General Stewart flew in the Space Shuttle Atlantis in 1985, and was scheduled for a third flight on the Space Shuttle Columbia, but it was canceled due to the Challenger disaster.

He concluded his interview:

“I hope to continue to challenge the person who is scientifically oriented with the idea that life would be prohibitively unlikely unless it were created by God …

In my life I have made a remarkable transition from a person whose faith was in science to the exclusion of religion, to being a person who holds the Scriptures to be truth with science just catching up after 4000 years.”

The courage and risks of space travel were realized with the loss the Space Shuttle Columbia, which broke apart on re-entry in February 1, 2003, killing the entire crew.

The same fate was experienced by the Space Shuttle Challenger, which exploded just 73 seconds after lift-off on JANUARY 28, 1986.

The Challenger’s entire seven member crew was killed, including a high school teacher-the first private citizen to fly aboard the craft.

In his address to the nation, President Ronald Reagan stated:

“Today is a day for mourning … a national loss … The members of the Challenger crew were pioneers …

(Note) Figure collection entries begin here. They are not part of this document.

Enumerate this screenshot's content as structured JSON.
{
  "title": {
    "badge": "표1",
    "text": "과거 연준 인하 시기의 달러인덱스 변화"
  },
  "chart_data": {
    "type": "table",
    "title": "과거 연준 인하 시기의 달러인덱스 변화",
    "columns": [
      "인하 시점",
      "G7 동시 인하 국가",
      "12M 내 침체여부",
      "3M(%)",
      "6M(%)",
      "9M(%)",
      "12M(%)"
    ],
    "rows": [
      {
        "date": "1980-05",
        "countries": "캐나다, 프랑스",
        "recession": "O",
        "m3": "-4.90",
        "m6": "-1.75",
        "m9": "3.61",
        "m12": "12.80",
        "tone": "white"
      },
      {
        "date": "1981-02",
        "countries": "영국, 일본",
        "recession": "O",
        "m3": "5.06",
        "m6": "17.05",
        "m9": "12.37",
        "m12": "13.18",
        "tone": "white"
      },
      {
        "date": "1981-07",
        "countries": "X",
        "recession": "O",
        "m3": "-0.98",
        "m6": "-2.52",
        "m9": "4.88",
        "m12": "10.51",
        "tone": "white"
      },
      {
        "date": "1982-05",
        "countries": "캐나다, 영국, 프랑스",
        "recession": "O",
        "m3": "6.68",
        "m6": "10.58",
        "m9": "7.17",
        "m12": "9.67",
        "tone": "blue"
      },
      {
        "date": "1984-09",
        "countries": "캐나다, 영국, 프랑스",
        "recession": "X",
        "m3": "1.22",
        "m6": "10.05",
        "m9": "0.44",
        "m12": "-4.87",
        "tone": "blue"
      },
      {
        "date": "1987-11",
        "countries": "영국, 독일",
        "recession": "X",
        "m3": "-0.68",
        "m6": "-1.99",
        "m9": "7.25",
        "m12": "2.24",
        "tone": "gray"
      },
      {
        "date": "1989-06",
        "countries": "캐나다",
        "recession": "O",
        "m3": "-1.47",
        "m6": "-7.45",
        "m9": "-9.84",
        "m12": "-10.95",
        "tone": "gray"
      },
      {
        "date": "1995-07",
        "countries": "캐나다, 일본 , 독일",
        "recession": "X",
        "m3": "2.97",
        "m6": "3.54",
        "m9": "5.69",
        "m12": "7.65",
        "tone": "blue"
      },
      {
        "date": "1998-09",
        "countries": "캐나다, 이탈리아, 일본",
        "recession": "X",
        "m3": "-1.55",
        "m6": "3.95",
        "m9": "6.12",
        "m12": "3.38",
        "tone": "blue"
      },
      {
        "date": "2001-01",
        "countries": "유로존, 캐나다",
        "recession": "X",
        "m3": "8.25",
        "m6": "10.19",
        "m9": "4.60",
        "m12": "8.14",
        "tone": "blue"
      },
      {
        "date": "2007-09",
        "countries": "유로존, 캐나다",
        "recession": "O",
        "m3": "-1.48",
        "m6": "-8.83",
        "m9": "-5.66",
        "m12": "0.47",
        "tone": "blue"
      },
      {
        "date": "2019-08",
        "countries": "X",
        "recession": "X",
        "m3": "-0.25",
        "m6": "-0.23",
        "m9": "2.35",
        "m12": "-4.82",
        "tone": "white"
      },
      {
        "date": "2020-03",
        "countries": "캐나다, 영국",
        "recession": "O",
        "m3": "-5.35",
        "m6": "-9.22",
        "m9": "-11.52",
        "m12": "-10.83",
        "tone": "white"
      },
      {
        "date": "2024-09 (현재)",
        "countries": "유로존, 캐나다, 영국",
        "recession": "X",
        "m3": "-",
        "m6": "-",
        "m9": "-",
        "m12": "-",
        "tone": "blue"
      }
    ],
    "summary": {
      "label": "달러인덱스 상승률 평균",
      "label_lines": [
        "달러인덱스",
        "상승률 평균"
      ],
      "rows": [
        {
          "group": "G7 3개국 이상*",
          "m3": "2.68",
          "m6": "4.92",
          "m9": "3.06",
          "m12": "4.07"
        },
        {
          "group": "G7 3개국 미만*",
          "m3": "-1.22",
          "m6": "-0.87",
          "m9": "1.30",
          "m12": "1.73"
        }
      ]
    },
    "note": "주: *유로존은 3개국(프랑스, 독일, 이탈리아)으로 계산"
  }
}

The future doesn’t belong to the fainthearted; it belongs to the brave. The Challenger crew was pulling us into the future …”

Reagan continued:

“The crew of the Space Shuttle Challenger honored us by the manner in which they lived their lives.

We will never forget them, nor the last time we saw them, this morning, as they prepared for their journey and waved good-bye and ‘slipped the surly bonds of earth’ to ‘touch the face of God.’”

President Reagan added:

“There’s a coincidence today.

On this day 390 years ago, the great explorer Sir Francis Drake died aboard ship off the coast of Panama.

In his lifetime the great frontiers were the oceans, and a historian later said, ‘He lived by the sea, died on it, and was buried in it.’

Well, today we can say of the Challenger crew: Their dedication was, like Drake’s, complete.”